Then in the next breath, he was telling us about ideas to expand further into North America.
Let's call that brainstorming, blue-sky thinking or a moment when he got a touch off-point in his delivery. Those schemes are for the hallucinogenic coffee group meeting in a soundproof room, not for tackling the growing Super Rugby schisms.
Marinos' personal market research tells him the competition is flawed. He's had that reinforced in his travels through the foundation countries but says those viewpoints are not right.
Super Rugby is not broken. Fair enough - I'd expect Marinos to peddle that point of view, as his salary depends to a large extent on promoting the series and forging new ground and commercial arrangements. Silly to toss away his job just yet.
Marinos will point to things like rising television audiences as evidence of the competition's popularity while we wonder how many of those hits are recorded rather than live audiences or were eyeball curiosity in year one of the Sunwolves , Jaguares and Kings.
If widespread public opinion - not the voices of that other tribe who gathered for the Sydney summit and whose jobs depend on Sanzaar - tells Marinos the format is a dud, why isn't Sanzaar recognising that with new ideas?
Conferences are for businesses looking to justify their existence or devotees
of all sports Stateside but not for rugby followers in the Southern Hemisphere.

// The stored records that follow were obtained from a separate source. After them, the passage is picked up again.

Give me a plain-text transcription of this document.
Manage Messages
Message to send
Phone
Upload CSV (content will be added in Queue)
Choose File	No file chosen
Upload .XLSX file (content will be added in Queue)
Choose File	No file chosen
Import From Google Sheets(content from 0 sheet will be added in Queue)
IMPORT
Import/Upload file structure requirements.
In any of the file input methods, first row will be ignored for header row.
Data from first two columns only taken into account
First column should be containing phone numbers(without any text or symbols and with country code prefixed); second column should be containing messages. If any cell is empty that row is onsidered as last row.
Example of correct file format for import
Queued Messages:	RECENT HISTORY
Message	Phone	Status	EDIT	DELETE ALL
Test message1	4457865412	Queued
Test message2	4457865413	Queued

We like equality, level playing fields and all those quaint equal opportunity round-robin systems.
We have confusion in the national provincial championship because New Zealand Rugby decided to use crossover matches not to mention the ghastly new ruck laws they are trialling. Separate divisions would have made better sense.
And that same logic was pushed by former All Black skipper Sean Fitzpatrick
when he was quizzed about everyone getting better bang for their buck out of Super Rugby.
He suggested a couple of layers in the series, a structure which would allow round-robin games and certainly a stronger competitive emphasis with the prospect of home and away games in the same season.
Teams should make the playoffs on merit rather than geographical or conference affiliations.
There was a 20-year battle through tweaks and variations.
At times, it felt like incremental progress and we yearned for more pizzazz and an unbroken calendar. Officials canvassed a horde of interest groups, collated the majority wishes and charted the future.
Expansion and conferences delivered rising confusion and sent satisfaction into reverse. As George Gregan once said: "Four more years."